父レオンの時代には、区画ごとのワイン造りは行なわず、ブレンドして多くをバルクで販売していましたが、ジャックは区画ごとのテロワールに着目し、それぞれ別のワインとして醸造を始め、自社での瓶詰を増やしてドメーヌの名声を高めました。近年、プイイ フュイッセでプルミエ クリュが承認され、2020VTから表示することが可能となりました。サン ヴェランでも将来的にプルミエ クリュが誕生すると言われています。ソメーズでは、どちらも一部の区画がプルミエ クリュに該当しますが、ジャックは「プルミエ クリュになっても、今までと何も変わらないよ」と話しています。

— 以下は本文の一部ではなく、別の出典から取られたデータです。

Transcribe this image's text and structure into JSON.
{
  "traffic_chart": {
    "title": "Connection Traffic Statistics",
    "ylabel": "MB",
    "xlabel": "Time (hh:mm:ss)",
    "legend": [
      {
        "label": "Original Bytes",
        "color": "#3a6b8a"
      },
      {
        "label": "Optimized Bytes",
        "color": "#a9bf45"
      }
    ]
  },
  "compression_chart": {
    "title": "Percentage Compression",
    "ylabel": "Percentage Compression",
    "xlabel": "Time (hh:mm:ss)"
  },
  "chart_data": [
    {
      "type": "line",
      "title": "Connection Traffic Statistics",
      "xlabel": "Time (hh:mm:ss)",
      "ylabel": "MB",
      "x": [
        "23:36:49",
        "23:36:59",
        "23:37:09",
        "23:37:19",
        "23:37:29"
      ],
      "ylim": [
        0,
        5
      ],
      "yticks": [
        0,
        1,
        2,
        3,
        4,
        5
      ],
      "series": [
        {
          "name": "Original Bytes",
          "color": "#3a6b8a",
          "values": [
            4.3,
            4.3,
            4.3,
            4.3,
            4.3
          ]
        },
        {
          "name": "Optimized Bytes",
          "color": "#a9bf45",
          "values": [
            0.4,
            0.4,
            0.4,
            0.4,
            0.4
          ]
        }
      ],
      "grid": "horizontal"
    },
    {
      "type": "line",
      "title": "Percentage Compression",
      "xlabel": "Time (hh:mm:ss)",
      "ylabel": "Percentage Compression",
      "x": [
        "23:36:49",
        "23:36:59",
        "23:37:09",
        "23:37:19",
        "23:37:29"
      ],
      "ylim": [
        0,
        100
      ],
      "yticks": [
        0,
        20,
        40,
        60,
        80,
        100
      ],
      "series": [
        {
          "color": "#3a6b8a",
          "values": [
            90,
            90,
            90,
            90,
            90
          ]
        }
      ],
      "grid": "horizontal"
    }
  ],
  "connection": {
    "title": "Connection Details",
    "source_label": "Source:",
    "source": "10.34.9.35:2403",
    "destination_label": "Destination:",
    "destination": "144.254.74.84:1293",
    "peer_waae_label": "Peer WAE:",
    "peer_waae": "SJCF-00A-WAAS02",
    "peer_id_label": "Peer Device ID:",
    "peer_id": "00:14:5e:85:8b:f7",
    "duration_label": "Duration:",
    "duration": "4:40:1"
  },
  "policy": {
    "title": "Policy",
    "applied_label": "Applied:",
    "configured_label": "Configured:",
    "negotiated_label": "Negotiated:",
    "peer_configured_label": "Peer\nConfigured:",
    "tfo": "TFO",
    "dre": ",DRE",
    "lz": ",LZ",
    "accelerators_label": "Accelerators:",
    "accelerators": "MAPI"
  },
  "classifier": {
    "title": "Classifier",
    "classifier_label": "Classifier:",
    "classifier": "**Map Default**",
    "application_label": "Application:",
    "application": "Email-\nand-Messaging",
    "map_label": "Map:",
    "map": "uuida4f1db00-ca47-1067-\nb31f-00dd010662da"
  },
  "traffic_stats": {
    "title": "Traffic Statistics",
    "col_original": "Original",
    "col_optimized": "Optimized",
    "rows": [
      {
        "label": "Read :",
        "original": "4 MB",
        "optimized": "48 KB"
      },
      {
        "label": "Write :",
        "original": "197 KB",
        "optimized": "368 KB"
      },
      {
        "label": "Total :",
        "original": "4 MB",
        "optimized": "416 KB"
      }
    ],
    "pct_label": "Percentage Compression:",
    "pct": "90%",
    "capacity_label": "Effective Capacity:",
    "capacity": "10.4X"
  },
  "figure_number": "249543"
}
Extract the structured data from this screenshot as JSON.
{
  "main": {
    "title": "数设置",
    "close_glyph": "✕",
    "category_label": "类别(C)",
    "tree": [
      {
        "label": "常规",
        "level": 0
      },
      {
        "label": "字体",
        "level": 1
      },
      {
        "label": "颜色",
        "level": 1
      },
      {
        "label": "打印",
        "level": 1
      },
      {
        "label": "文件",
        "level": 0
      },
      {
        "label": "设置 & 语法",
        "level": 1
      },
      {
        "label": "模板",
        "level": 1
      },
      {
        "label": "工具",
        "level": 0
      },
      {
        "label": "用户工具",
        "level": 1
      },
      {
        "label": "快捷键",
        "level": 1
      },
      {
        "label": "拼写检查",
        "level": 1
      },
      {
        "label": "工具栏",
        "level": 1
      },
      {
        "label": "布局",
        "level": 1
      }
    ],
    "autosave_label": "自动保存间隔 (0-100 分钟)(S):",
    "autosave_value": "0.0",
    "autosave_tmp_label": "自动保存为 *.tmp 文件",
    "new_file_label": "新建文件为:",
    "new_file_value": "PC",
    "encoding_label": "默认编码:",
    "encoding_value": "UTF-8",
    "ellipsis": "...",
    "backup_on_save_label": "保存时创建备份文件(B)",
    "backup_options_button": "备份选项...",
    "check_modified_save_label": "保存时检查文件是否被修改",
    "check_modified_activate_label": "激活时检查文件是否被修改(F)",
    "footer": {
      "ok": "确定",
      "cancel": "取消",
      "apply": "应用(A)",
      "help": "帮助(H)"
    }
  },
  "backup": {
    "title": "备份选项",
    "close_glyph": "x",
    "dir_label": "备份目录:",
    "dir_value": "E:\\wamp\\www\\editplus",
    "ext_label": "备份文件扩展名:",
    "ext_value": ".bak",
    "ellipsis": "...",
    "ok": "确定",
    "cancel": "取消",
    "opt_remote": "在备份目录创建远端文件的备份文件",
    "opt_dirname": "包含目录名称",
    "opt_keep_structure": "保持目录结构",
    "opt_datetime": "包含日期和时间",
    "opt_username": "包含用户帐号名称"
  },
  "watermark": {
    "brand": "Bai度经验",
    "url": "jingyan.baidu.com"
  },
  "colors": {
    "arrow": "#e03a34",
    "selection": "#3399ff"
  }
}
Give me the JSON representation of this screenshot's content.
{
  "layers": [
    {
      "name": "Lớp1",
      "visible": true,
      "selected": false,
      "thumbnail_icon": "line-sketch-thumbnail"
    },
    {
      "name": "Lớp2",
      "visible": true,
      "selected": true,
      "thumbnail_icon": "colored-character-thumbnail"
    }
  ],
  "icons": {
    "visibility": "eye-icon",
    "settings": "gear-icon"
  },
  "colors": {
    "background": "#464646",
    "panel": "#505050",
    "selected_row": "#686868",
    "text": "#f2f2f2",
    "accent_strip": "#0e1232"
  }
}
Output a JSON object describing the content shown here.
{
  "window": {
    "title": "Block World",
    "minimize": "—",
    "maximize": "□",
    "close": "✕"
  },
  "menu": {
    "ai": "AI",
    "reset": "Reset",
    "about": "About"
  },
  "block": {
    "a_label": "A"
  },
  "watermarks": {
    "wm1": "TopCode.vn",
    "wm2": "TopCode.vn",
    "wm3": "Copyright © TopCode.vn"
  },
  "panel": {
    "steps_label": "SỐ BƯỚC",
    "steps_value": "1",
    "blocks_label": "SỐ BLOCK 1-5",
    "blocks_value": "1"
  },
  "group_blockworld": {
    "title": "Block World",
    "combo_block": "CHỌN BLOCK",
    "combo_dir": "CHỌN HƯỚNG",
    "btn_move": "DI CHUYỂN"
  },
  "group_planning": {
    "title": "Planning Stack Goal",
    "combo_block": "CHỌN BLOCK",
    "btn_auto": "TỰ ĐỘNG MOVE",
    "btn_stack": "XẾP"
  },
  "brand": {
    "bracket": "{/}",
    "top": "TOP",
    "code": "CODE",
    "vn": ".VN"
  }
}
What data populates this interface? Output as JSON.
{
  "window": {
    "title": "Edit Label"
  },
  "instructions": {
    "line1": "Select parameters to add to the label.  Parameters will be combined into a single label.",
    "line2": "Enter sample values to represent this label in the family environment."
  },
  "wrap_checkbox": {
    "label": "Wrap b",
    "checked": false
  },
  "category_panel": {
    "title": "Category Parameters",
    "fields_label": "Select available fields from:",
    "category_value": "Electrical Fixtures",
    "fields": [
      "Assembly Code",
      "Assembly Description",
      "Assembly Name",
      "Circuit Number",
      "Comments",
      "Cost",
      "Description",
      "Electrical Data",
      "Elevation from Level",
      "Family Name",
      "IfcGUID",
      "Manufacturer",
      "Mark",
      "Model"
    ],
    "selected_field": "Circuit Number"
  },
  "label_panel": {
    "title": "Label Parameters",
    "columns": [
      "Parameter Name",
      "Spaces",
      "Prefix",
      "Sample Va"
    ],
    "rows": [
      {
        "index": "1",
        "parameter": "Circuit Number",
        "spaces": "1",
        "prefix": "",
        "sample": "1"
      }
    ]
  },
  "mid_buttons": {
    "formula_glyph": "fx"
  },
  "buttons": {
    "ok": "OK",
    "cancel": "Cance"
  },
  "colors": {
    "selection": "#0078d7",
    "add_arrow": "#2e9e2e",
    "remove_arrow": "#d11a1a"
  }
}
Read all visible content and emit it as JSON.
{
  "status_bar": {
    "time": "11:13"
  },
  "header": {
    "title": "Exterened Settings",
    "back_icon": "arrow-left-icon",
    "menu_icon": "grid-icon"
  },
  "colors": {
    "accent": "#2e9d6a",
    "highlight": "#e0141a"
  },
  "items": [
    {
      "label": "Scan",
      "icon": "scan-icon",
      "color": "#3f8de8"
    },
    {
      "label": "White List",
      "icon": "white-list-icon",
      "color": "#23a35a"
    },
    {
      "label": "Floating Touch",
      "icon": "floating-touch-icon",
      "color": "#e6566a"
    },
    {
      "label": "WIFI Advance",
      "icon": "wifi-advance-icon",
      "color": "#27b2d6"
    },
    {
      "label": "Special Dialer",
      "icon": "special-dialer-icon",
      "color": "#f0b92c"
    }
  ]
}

ソメーズの特徴は、プイイ フュイッセやサン ヴェランだけでなく、マコン ヴェルジッソンやマコン ビュシエールであっても、クリュの個性を表現したワインを造っていることです。一般的には、サン ヴェランよりもプイイ フュイッセの方が格上に見られがちですが、ソメーズのワインを飲むと、それぞれに優劣があるのではなく、キャラクターの違いがあるのが魅力なのだと実感できます。例えば、サン ヴェランでは「ポンセティ(FB-519)」の柔らかいシャルドネの理想形のような味わいや、「アン クレッシュ(FB-967)」のコクがありながらフルーティさが楽しめる味わい、プイイ フュイッセでは「シュール ラ ロシュ(FB-969)」の標高の高さと土壌に由来するフレッシュな酸とミネラル、木樽に負けないエネルギーが感じられる味わいや、「レ クルゼット(FC-199)」の熟したりんごや蜂蜜を思わせるまろやかな味わい等、それぞれの個性に上下関係はなく、キャラクターの違いとして楽しむことが出来ます。
『デカンター2020.2』の記事、「BURGUNDY 2018」でティム アトキン MWが注目する生産者10軒に選出されています。また、『ル ギド デ メイユール ヴァン ド フランス2018』では、「プイイ フュイッセ シュール ラ ロシュ 2015(FB-969)」が18/20点(96/100点)を獲得するなど、素晴らしい評価を得ています。
※『ル ギド デ メイユール ヴァン ド フランス』の採点方法は、2021年版から、20点法ではなく100点法に変わりました。20/20は100/100、19.5/20は99/100、19/20は98/100、18.5/20は97/100、18/20は96/100に対応しています。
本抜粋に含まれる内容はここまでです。